По способу обработки поверхности вся керамика селищ типа Лютежа делится на лощеную и груболепную. Лощеной посуды достаточно много, и она разнообразна по формам. В Лютеже она составляет 17,2 % общего количества позднезарубинецких фрагментов (Бидзиля В.И., Пачкова С.П., 1969, с. 64). Груболепная керамика представлена преимущественно горшками. По форме наибольшего расширения тулова они делятся на две группы: округлобокие и со сглаженным ребром. Сосуды первой группы однотипны, они имеют тулово, близкое к яйцевидному, отогнутый наружу венчик. Преобладают горшки с диаметром венчика меньшим, чем диаметр наибольшего расширения тулова сосуда (табл. XIII, 7, 8), но имеются сосуды и обратного пропорционального соотношения (табл. XIII, 9). Формы ребристых горшков более разнообразны. В Лютеже известны ребристые горшки (табл. XIII, 10) и близкие им по форме, но с вогнутой верхней частью (табл. XIII, 11). К более редкому типу относятся ребристые горшки с выпуклыми стенками нижней части тулова (табл. XIII, 13). Набор не лощеной керамики дополняется коническими крышками с полой ручкой и дисками без бортиков или со слабо намеченной закраиной (табл. XIII, 12, 14), которые, впрочем, известны и в лощеном варианте. Для груболепных сосудов характерна орнаментация зажимами и защипами по венчику, изредка встречаются налепные шишечки или валики на шейке сосуда, некоторые горшки украшены поясом пальцевых защипов. Известны и обломки сосудов с «хроповатой» или покрытой расчесами поверхностью, но они редки.

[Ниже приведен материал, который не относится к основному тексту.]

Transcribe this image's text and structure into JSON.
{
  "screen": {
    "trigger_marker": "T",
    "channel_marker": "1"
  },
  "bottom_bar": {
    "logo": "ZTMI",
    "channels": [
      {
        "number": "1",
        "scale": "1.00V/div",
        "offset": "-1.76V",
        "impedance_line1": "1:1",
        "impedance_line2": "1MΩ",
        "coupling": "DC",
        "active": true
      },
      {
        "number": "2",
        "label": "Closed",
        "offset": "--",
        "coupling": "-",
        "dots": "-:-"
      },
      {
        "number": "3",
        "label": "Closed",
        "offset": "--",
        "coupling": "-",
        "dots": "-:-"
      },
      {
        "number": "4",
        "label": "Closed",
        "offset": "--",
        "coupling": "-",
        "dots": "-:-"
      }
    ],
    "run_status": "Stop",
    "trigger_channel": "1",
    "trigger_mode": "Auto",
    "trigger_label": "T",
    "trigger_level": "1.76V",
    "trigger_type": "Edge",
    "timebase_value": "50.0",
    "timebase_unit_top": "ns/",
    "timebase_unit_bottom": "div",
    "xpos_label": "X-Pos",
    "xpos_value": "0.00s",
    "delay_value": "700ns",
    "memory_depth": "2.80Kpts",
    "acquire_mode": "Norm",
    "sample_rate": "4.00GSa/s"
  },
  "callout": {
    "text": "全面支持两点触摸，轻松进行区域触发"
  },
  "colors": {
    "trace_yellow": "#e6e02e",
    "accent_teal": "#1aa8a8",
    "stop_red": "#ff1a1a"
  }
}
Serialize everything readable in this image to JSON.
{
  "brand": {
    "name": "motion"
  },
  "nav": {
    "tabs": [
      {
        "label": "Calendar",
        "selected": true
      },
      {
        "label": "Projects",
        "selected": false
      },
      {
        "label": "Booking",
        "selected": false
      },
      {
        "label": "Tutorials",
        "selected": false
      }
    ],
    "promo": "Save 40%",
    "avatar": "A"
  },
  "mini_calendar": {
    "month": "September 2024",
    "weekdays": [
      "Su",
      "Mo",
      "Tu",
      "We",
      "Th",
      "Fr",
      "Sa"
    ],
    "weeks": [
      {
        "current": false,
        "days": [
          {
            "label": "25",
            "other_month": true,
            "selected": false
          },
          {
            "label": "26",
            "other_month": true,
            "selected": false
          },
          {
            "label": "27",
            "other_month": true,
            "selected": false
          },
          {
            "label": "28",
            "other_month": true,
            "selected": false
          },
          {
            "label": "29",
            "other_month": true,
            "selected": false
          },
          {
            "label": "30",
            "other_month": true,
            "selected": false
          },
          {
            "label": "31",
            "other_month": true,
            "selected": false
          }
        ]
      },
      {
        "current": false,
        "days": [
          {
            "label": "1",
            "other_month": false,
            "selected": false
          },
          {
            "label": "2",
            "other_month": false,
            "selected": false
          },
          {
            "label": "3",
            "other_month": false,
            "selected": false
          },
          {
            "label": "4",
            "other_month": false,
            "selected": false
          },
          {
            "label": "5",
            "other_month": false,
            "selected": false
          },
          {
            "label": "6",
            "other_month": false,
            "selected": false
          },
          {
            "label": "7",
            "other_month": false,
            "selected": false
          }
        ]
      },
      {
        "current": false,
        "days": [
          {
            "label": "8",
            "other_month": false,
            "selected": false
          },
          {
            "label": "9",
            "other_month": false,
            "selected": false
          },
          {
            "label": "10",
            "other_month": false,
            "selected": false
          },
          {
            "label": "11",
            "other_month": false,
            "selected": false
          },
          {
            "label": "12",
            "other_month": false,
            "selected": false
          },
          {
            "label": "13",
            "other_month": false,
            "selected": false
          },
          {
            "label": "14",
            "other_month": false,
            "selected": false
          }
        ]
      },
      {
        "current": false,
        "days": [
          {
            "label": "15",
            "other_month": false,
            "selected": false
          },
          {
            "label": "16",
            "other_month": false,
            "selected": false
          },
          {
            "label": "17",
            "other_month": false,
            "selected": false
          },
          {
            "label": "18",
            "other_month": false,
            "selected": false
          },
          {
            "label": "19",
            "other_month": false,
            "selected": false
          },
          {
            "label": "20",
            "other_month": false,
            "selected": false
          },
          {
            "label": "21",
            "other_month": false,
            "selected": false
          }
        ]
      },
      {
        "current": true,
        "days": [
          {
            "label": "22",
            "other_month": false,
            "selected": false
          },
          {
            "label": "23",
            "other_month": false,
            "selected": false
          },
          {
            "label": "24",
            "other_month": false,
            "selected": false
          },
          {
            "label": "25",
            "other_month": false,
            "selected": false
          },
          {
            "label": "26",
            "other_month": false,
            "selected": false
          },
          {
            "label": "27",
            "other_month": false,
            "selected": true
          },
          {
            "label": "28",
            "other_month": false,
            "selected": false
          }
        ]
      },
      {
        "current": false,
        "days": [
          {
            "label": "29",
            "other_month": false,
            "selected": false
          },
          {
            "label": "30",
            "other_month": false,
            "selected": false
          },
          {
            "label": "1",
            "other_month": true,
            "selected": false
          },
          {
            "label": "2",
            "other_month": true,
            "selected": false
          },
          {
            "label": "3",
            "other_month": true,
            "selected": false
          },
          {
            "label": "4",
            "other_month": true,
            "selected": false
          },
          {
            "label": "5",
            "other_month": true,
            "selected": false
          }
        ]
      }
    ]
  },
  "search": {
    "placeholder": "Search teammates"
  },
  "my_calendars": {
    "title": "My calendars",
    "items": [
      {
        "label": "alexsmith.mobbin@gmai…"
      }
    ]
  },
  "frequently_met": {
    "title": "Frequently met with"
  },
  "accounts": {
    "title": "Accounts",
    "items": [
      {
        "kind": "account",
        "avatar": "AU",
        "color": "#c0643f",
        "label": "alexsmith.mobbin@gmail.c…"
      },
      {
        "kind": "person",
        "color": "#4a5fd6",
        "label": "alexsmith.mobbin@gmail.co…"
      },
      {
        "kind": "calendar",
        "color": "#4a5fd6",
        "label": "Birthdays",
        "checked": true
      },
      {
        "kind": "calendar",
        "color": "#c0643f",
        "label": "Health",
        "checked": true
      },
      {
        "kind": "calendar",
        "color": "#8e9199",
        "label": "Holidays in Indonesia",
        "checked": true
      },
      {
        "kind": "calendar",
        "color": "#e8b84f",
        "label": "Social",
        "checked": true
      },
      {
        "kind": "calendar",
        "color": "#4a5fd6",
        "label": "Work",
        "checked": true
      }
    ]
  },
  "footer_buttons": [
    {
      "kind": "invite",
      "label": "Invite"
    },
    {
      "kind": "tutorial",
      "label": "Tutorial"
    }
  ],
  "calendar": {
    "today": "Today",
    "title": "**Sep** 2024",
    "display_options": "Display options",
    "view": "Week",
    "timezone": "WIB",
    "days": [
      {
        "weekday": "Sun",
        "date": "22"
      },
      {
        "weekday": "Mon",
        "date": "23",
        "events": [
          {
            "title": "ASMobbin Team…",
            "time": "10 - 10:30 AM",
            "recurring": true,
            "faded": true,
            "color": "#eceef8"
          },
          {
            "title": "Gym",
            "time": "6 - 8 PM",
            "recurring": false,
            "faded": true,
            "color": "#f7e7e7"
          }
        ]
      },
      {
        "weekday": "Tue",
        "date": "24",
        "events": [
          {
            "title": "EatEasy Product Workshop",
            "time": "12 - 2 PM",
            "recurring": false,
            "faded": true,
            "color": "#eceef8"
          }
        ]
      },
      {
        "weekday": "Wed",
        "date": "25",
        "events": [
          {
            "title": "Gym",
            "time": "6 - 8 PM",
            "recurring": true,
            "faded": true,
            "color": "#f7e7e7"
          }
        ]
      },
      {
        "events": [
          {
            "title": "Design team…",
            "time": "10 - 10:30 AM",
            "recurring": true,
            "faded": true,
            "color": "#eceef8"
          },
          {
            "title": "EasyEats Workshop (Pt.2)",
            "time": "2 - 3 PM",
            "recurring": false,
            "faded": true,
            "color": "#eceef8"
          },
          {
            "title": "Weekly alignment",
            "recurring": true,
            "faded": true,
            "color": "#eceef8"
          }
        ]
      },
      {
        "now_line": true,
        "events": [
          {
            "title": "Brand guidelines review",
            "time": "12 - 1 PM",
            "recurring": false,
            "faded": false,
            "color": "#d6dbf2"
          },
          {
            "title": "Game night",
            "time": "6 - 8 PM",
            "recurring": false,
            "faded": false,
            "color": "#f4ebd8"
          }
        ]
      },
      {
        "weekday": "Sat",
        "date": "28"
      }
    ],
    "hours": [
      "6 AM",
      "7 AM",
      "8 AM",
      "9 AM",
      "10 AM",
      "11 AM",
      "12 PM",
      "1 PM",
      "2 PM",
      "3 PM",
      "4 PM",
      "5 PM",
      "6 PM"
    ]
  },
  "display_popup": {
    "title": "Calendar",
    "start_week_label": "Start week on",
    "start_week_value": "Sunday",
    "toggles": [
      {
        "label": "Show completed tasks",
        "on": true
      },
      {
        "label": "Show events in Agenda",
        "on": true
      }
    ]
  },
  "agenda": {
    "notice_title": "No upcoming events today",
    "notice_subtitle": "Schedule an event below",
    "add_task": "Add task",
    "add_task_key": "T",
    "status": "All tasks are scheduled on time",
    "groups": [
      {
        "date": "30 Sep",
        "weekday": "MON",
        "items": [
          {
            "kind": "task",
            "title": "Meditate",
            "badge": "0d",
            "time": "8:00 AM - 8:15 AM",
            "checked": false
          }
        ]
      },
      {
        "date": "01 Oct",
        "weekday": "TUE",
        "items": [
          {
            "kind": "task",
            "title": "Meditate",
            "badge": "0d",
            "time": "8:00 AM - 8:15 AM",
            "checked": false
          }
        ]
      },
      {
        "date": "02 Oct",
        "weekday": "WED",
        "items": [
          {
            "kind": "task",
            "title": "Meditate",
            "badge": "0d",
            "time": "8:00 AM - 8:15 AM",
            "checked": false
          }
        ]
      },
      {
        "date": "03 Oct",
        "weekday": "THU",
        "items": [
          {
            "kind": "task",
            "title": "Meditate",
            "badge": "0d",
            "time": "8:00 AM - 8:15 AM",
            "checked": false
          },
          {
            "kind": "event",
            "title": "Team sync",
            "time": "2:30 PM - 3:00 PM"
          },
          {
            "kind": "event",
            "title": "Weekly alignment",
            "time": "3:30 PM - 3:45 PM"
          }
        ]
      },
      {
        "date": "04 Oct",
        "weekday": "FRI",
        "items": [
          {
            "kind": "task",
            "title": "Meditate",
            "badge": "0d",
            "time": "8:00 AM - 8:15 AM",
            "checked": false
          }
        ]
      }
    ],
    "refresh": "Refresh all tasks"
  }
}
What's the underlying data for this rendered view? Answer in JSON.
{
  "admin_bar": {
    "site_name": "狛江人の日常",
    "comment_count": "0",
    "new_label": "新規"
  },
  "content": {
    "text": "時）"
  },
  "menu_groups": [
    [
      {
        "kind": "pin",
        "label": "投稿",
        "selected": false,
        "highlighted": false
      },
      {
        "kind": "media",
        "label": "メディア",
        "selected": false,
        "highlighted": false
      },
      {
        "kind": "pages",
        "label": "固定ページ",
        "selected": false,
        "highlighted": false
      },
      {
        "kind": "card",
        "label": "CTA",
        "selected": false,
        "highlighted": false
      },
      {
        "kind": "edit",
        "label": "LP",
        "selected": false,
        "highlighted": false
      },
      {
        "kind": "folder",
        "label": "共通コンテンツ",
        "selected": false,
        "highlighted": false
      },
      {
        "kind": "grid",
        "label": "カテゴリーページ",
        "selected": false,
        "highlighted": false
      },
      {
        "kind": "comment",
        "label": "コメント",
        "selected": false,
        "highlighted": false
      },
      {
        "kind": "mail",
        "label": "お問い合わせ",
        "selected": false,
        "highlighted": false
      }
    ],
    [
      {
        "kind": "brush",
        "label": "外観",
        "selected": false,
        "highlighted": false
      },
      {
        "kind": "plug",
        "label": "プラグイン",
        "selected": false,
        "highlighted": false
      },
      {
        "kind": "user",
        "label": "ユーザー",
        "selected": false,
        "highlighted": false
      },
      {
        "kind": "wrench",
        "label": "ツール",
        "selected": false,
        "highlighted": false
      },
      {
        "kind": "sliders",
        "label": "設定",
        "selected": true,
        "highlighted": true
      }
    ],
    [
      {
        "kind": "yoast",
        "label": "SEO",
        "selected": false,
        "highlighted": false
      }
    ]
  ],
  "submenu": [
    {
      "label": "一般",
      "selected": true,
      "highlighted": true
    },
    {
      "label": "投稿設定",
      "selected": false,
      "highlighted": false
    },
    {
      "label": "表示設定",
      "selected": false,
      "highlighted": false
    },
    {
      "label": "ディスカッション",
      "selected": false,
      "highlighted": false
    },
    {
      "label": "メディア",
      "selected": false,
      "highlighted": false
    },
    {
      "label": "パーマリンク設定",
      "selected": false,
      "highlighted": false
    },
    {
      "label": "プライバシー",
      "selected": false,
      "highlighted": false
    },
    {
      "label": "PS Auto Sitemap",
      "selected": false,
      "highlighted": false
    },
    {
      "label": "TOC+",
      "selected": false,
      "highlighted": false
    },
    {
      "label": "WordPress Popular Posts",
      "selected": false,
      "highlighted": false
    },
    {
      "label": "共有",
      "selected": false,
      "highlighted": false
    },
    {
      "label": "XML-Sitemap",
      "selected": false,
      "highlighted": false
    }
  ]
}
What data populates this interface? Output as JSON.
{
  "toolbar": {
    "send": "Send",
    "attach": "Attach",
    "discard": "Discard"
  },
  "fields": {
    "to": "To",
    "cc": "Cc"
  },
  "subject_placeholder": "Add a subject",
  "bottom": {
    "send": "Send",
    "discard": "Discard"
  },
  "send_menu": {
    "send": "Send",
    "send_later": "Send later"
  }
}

Лощеная посуда представлена преимущественно мисками, по форме бочка они делятся на четыре группы. Среди округлобоких мисок известны чашевидные без венчика (табл. XIV, 9), но преобладают эсовидные (табл. XIV, 10). Миски со сглаженным ребром иногда имеют одну грань на внутренней стороне веничка (табл. XIV, 11, 12). Наиболее многочисленны на памятниках типа Лютежа острореберные миски. Среди них преобладают миски с прямым венчиком, которые по особенностям профилировки верхней части делятся на разновидностей (табл. XIV, 14–18). Большой серией представлены миски с зигзагообразным профилем (табл. XIV, 19). Миски обычно лишены орнаментации. Обломки лощеных горшков в Лютеже очень редки. Некоторые из них орнаментированы налепными валиками и подковками. Встречаются миниатюрные сосуды. Авторы публикации материалов Лютежа В.И. Бидзиля и С.П. Пачкова упоминают находки фрагментов гончарной желтолощеной посуды, которую они атрибутируют как черняховскую. Из этой группы находок реконструируется форма лишь одной миски (Бидзиля В.И., Пачкова С.П., 1969, с. 73, рис. 9, 10). Миска совершенно не характерна для черняховской культуры. Подобную форму имеют некоторые античные сероглиняные сосуды (Гудкова А.В., 1979, с. 101–103, рис. 2, 6). Но миска из Лютежа не серо-, а желтолощеная. Скорее всего, это очень тщательно изготовленное подражание античному образцу.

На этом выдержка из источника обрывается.